Quel est votre programme dans la capitale parisienne?
Je suis arrivé lundi soir et j’ai passé tout mon temps à la Maison suisse. J’adore cet endroit, cela me rappelle mes Jeux. Elle est magnifique ici à Paris. Je regarde tous les sports qui y sont diffusés. Cela fait quatre mois que je n’ai pas été posé à un endroit et je me suis dit au départ que j’allais voir plein d’événements, mais au final, j’ai juste envie de chiller dans un canapé à la Maison suisse en regardant l’écran (rires). Je ne reste que deux jours et après je repars en tournée.
Ça doit vous faire étrange d’être de l’autre côté de la barrière?
J’adore les Jeux car ça me remplit d’énergie et de motivation pour Cortina dans une année et demie, je revis cela. Quand je vois tout ce qui a autour, c’est énorme. Tu oublies en fait. Quand tu participes, tu ne te rends pas compte du gigantisme. C’est comme aller à un concert d’artiste mega connu. C’est une motivation importante pour moi en étant ici pour la musique et retrouver la flamme qui me poussera d’aller au bout de mes prochains Jeux.
D’ailleurs, où en êtes-vous dans votre processus de retour à votre meilleur niveau en snowboard après avoir renoué avec la compétition l’hiver dernier à la suite d’un break de deux ans?
Je suis giga-hyper actif et dès que j’ai la possibilité de faire quelque chose, je vais le faire. Les gens essaient de me freiner et de me calmer (rires). C’est drôle car du coup, les gens croient que j’ai arrêté le snowboard avec ma carrière musicale qui a pris de l’envol. On a, en plus, un gros projet, sans compter un second album qui arrive. Mais la saison dernière, je fais quand même deux top 10 en Coupe du monde (ndlr: 8e à Mammoth Mountain et 6e à Calgary) sans entraînement et en ayant mal au genou jusqu’en janvier. Vous savez, je fais beaucoup de sport, je suis super fit. Je m’entraîne à fond. Avant chaque concert, je fais 40 minutes de course. J’ai implémenté une routine dans ma tournée et ce qui me permet de rester sain pour maintenir la forme. Je vais avoir des blocs d’entraînement avec deux semaines en août pour faire de l’airbag et de la condition physique. Puis deux semaines en septembre.

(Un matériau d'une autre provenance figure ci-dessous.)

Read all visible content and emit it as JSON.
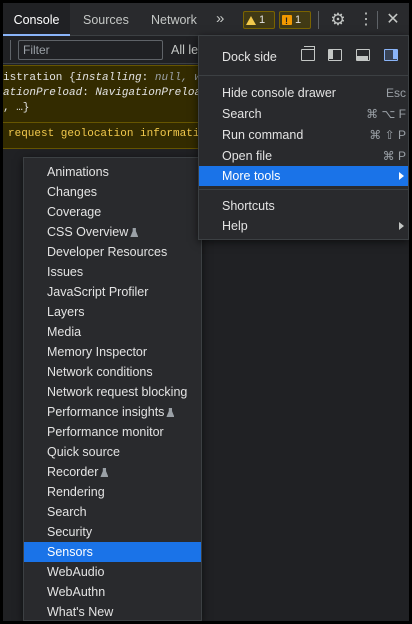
{
  "tabs": {
    "console": "Console",
    "sources": "Sources",
    "network": "Network",
    "more": "»"
  },
  "badges": {
    "warnings": "1",
    "issues": "1"
  },
  "toolbar": {
    "filter_placeholder": "Filter",
    "levels": "All le"
  },
  "console": {
    "msg1_line1_prefix": "istration {",
    "msg1_line1_key": "installing",
    "msg1_line1_sep": ": ",
    "msg1_line1_val": "null",
    "msg1_line1_rest": ", w",
    "msg1_line2_key": "ationPreload",
    "msg1_line2_sep": ": ",
    "msg1_line2_val": "NavigationPreloadM",
    "msg1_line3": ", …}",
    "msg2": "request geolocation informati"
  },
  "main_menu": {
    "dock_side": "Dock side",
    "hide_drawer": "Hide console drawer",
    "hide_drawer_shortcut": "Esc",
    "search": "Search",
    "search_shortcut": "⌘ ⌥ F",
    "run_command": "Run command",
    "run_command_shortcut": "⌘ ⇧ P",
    "open_file": "Open file",
    "open_file_shortcut": "⌘ P",
    "more_tools": "More tools",
    "shortcuts": "Shortcuts",
    "help": "Help"
  },
  "more_tools": [
    {
      "label": "Animations",
      "experimental": false
    },
    {
      "label": "Changes",
      "experimental": false
    },
    {
      "label": "Coverage",
      "experimental": false
    },
    {
      "label": "CSS Overview",
      "experimental": true
    },
    {
      "label": "Developer Resources",
      "experimental": false
    },
    {
      "label": "Issues",
      "experimental": false
    },
    {
      "label": "JavaScript Profiler",
      "experimental": false
    },
    {
      "label": "Layers",
      "experimental": false
    },
    {
      "label": "Media",
      "experimental": false
    },
    {
      "label": "Memory Inspector",
      "experimental": false
    },
    {
      "label": "Network conditions",
      "experimental": false
    },
    {
      "label": "Network request blocking",
      "experimental": false
    },
    {
      "label": "Performance insights",
      "experimental": true
    },
    {
      "label": "Performance monitor",
      "experimental": false
    },
    {
      "label": "Quick source",
      "experimental": false
    },
    {
      "label": "Recorder",
      "experimental": true
    },
    {
      "label": "Rendering",
      "experimental": false
    },
    {
      "label": "Search",
      "experimental": false
    },
    {
      "label": "Security",
      "experimental": false
    },
    {
      "label": "Sensors",
      "experimental": false,
      "selected": true
    },
    {
      "label": "WebAudio",
      "experimental": false
    },
    {
      "label": "WebAuthn",
      "experimental": false
    },
    {
      "label": "What's New",
      "experimental": false
    }
  ],
  "colors": {
    "accent": "#1a73e8",
    "warning": "#f2c94c",
    "background": "#202124"
  },
  "icons": {
    "settings": "gear-icon",
    "menu": "kebab-icon",
    "close": "close-icon",
    "experiment": "flask-icon"
  }
}
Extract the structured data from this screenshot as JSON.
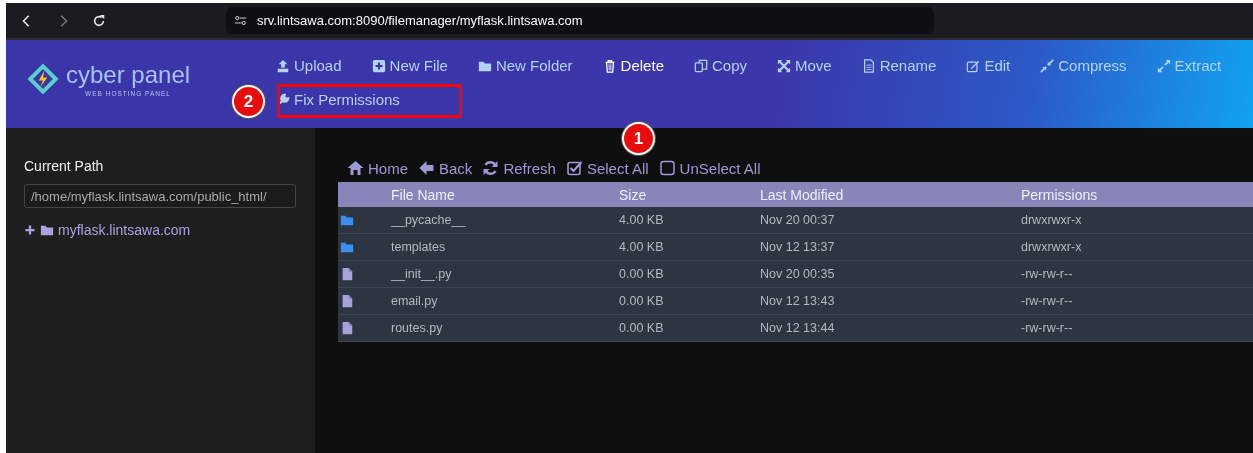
{
  "browser": {
    "url": "srv.lintsawa.com:8090/filemanager/myflask.lintsawa.com"
  },
  "logo": {
    "name": "cyber panel",
    "tagline": "WEB HOSTING PANEL"
  },
  "toolbar_rows": [
    [
      {
        "label": "Upload",
        "highlighted": false
      },
      {
        "label": "New File",
        "highlighted": false
      },
      {
        "label": "New Folder",
        "highlighted": false
      },
      {
        "label": "Delete",
        "highlighted": true
      },
      {
        "label": "Copy",
        "highlighted": false
      },
      {
        "label": "Move",
        "highlighted": false
      },
      {
        "label": "Rename",
        "highlighted": false
      },
      {
        "label": "Edit",
        "highlighted": false
      },
      {
        "label": "Compress",
        "highlighted": false
      },
      {
        "label": "Extract",
        "highlighted": false
      }
    ],
    [
      {
        "label": "Fix Permissions",
        "highlighted": false
      }
    ]
  ],
  "sidebar": {
    "title": "Current Path",
    "path": "/home/myflask.lintsawa.com/public_html/",
    "tree": [
      {
        "label": "myflask.lintsawa.com"
      }
    ]
  },
  "nav": [
    {
      "label": "Home"
    },
    {
      "label": "Back"
    },
    {
      "label": "Refresh"
    },
    {
      "label": "Select All"
    },
    {
      "label": "UnSelect All"
    }
  ],
  "table": {
    "columns": [
      "File Name",
      "Size",
      "Last Modified",
      "Permissions"
    ],
    "rows": [
      {
        "kind": "folder",
        "name": "__pycache__",
        "size": "4.00 KB",
        "modified": "Nov 20 00:37",
        "permissions": "drwxrwxr-x"
      },
      {
        "kind": "folder",
        "name": "templates",
        "size": "4.00 KB",
        "modified": "Nov 12 13:37",
        "permissions": "drwxrwxr-x"
      },
      {
        "kind": "file",
        "name": "__init__.py",
        "size": "0.00 KB",
        "modified": "Nov 20 00:35",
        "permissions": "-rw-rw-r--"
      },
      {
        "kind": "file",
        "name": "email.py",
        "size": "0.00 KB",
        "modified": "Nov 12 13:43",
        "permissions": "-rw-rw-r--"
      },
      {
        "kind": "file",
        "name": "routes.py",
        "size": "0.00 KB",
        "modified": "Nov 12 13:44",
        "permissions": "-rw-rw-r--"
      }
    ]
  },
  "annotations": [
    {
      "number": "1"
    },
    {
      "number": "2"
    }
  ]
}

Le retour sur neige est prévu en octobre à Saas-Fee pour le Stomping Ground?
Oui, deux semaines durant, puis j’enchaîne encore avec une tournée européenne à nouveau. Mais on a fait en sorte que je puisse m’entraîner. L’an dernier, je n’avais fait aucun entraînement jusqu’au Laax Open et j’étais parvenu à faire une belle saison. Ce n’est pas la quantité, mais la qualité qui compte.
Avec, naturellement, cet objectif de briller lors des Championnats de snowboard freestyle qui se dérouleront en Engadine?

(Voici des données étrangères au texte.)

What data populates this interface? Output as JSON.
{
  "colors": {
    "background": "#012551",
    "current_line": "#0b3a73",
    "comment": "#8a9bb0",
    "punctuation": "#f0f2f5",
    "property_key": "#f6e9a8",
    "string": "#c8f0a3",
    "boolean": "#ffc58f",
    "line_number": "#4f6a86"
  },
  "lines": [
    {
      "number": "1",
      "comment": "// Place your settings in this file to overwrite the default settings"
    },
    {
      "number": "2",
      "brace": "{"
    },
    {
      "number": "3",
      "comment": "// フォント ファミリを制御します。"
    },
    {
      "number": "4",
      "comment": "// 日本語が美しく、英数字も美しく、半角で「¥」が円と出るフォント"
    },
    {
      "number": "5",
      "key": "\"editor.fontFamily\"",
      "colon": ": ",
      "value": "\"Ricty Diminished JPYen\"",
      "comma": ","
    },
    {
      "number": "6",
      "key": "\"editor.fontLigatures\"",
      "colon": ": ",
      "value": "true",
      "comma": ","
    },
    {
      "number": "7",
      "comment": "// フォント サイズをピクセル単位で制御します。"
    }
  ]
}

C’est méga important, un gros événement. On aura des surprises autre que le snowboard. Il y aura plusieurs choses que je ne peux dévoiler, mais je peux déjà dire qu’il y aura des événements musicaux à côté. Pour moi, c’est l’événement auquel je rêve de participer depuis tellement longtemps, où je vais pouvoir combiner snowboard et musique, comme au Laax Open dans une moindre mesure, et lier mes des passions.
Avec tous ces concerts, ces tournées, vous n’avez pas peur de perdre votre snowboard?
Non. La plus grande qualité que me donne la musique, c’est que je me détache du résultat que les autres font. Je réalise quelque chose que personne n’a fait jusqu’à maintenant. Je vise quelque chose de plus gros qu’une médaille olympique. Des potes ont fait trois, quatre, cinq médailles, mais après ils font quoi lorsqu’ils doivent retrouver la vie normale? De mon côté, je construis quelque chose pour une carrière de 15, 20, 30 ans qui va être incroyable. Je vois cette vision arriver avec des tournées mondiales. Que je fasse des médailles ou non, cela ne va pas changer ma carrière musicale. Au contraire, une médaille, les gens se rappellent de toi uniquement pour ton sport. Je n’ai plus l’attache au résultat, mais à l’expérience désormais. Mon côté compétitif me conduisait avant à la faute et je me blessais à une année des Jeux car j’en voulais trop. Ce côté musical me permet de ne pas trop pousser, de m’entraîner lorsque je le peux et c’est ainsi que je parviens à faire de mes meilleurs résultats.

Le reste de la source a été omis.